Levy, Miltenberg: “10th Circuit Reinstates Lawsuit Alleging Anti-male Bias in DU Sex Assault Investigation,” Colorado Politics

6.18.21

A student expelled from the University of Denver after a sexual assault investigation had his lawsuit against the school reinstated on Tuesday, after the federal appeals court based in Denver determined he had plausibly alleged an anti-male bias in the university’s investigation of the incident. The decision in the case of “John Doe,” as the former student is identified, comes one year after the U.S. Court of Appeals for the 10th Circuit dismissed a similar lawsuit from a male student who also claimed DU’s investigatory process was biased against men and toward women. At the time, a three-judge appellate panel decided that a process generally favoring victims who were largely women did not necessarily equate to discrimination against men.
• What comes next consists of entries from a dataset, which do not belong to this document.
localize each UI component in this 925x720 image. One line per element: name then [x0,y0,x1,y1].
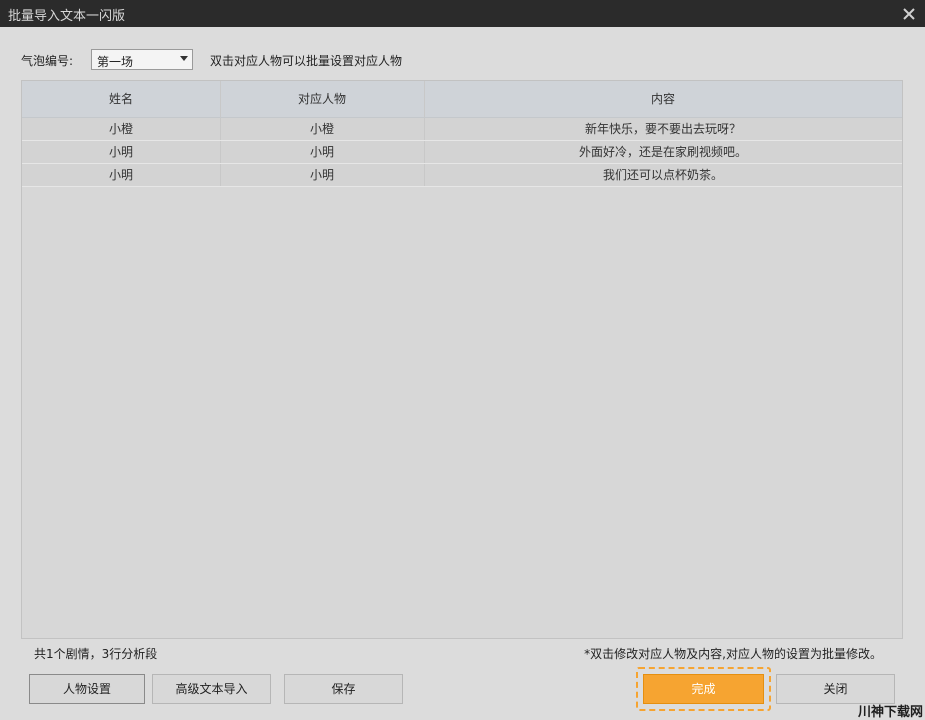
table-row[interactable]: 小橙 小橙 新年快乐，要不要出去玩呀？ [22,118,902,141]
save-button[interactable]: 保存 [284,674,403,704]
hint-text: 双击对应人物可以批量设置对应人物 [210,54,403,68]
cell-name: 小明 [108,168,133,182]
cell-name: 小橙 [108,122,133,136]
close-button[interactable]: 关闭 [776,674,895,704]
column-divider [424,118,425,140]
batch-import-dialog: 批量导入文本一闪版 气泡编号: 第一场 双击对应人物可以批量设置对应人物 姓名 … [0,0,925,720]
column-divider [220,118,221,140]
column-divider [424,164,425,186]
advanced-text-import-button[interactable]: 高级文本导入 [152,674,271,704]
cell-character[interactable]: 小明 [220,164,424,186]
toolbar: 气泡编号: 第一场 双击对应人物可以批量设置对应人物 [21,49,901,70]
script-table: 姓名 对应人物 内容 小橙 小橙 新年快乐，要不要出去玩呀？ 小明 小明 外面好… [21,80,903,639]
column-divider [424,141,425,163]
header-character[interactable]: 对应人物 [220,81,424,117]
column-divider [220,81,221,117]
note-text: *双击修改对应人物及内容,对应人物的设置为批量修改。 [584,647,882,661]
bubble-number-select[interactable]: 第一场 [91,49,193,70]
table-row[interactable]: 小明 小明 外面好冷，还是在家刷视频吧。 [22,141,902,164]
title-bar: 批量导入文本一闪版 [0,0,925,27]
bubble-number-value: 第一场 [97,55,134,69]
window-title: 批量导入文本一闪版 [8,9,126,24]
summary-text: 共1个剧情，3行分析段 [34,647,158,661]
header-name[interactable]: 姓名 [22,81,220,117]
header-content[interactable]: 内容 [424,81,902,117]
cell-content[interactable]: 外面好冷，还是在家刷视频吧。 [424,141,902,163]
watermark: 川神下载网 [857,705,923,720]
done-button[interactable]: 完成 [643,674,764,704]
cell-character[interactable]: 小橙 [220,118,424,140]
column-divider [220,164,221,186]
chevron-down-icon [180,56,188,61]
column-divider [424,81,425,117]
close-window-button[interactable] [893,0,925,27]
cell-name: 小明 [108,145,133,159]
cell-content[interactable]: 新年快乐，要不要出去玩呀？ [424,118,902,140]
table-row[interactable]: 小明 小明 我们还可以点杯奶茶。 [22,164,902,187]
bubble-number-label: 气泡编号: [21,54,74,68]
column-divider [220,141,221,163]
character-settings-button[interactable]: 人物设置 [29,674,145,704]
cell-content[interactable]: 我们还可以点杯奶茶。 [424,164,902,186]
close-icon [903,7,915,20]
table-header: 姓名 对应人物 内容 [22,81,902,118]
cell-character[interactable]: 小明 [220,141,424,163]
By contrast, the ruling in the current case hinged on specific allegations of the university’s uneven treatment of Doe and his female accuser during the inquiry. “While a one-sided investigation, standing alone, might only raise a reasonable inference of anti-complainant bias,” wrote Chief Judge Timothy M. Tymkovich in the 10th Circuit’s June 15 opinion, “where there is a one-sided investigation plus some evidence that sex may have played a role in a school’s disciplinary decision, it should be up to a jury to determine whether the school’s bias was based on a protected trait.” Chloe M. Neely, an attorney with The Fierberg National Law Group who represents victims of school-related violence, said the Doe decision signifies a shift in how courts are beginning to handle cases under Title IX, the federal civil rights law that forbids discrimination in educational programs on the basis of sex … Adrienne Levy, a New York-based lawyer representing Doe in the current University of Denver case, said she believed her client’s appeal was successful partly because of the amount of evidence presented, as well as how precisely it suggested a sex-based bias. “The statistics presented here did not represent a simple gender disparity in who is a complainant and who is a respondent,” Levy said. “They showed disparities in how DU handled complaints brought by women versus complaints brought by men, as well as disparities in how it treated complaints against women versus complaints against men.”